Visão geral da reforma tributária sobre imóveis
A reforma tributária, implementada pelo governo federal, reorganiza o sistema tributário brasileiro ao substituir ICMS, ISS, IPI, PIS e Cofins por novos tributos: o Imposto sobre Bens e Serviços (IBS) e a Contribuição sobre Bens e Serviços (CBS). Essa mudança impacta diretamente as operações de compra e venda de bens imóveis, gerando dúvidas entre advogados e contribuintes sobre a nova sistemática.
IBS e CBS: incidência sobre imóveis
O IBS e a CBS incidirão sobre a receita da venda de imóveis, mas não substituirão os impostos sobre a transferência de propriedade já existentes, como o ITBI e o Imposto de Renda sobre o ganho de capital. Dessa forma, as operações imobiliárias continuarão sujeitas a múltiplas tributações.
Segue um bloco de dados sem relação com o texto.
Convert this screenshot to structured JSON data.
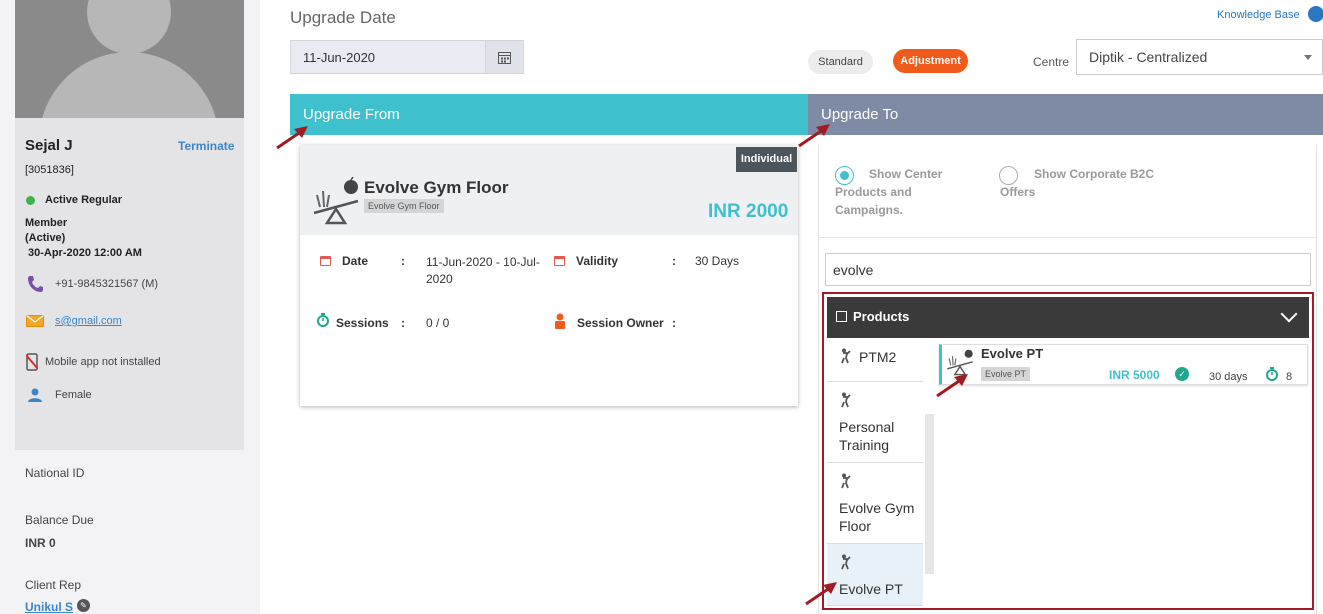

Todas as pessoas jurídicas, independentemente de seu objeto social ser atividade imobiliária ou não, estarão sujeitas ao IBS/CBS em suas operações com imóveis. Isso inclui construtoras, incorporadoras e empresas cujo objeto social não seja operações imobiliárias, todas consideradas contribuintes do novo imposto.
Permuta de imóveis: regras específicas
A permuta de imóveis por imóveis sem torna não se submete à incidência de IBS e CBS, sendo tratada como uma troca de bens. Já na permuta com torna, o complemento em dinheiro é considerado uma compra e venda, sujeitando-se à incidência dos novos tributos. Essa distinção é relevante para contratos de permuta, comuns no mercado imobiliário.
Local de incidência e imóveis em construção
O IBS/CBS será devido no local de destino da operação, considerando-se o local onde o imóvel estiver situado para as operações imobiliárias. Essa regra de localização é fundamental para definir a competência tributária e evitar conflitos entre municípios e estados.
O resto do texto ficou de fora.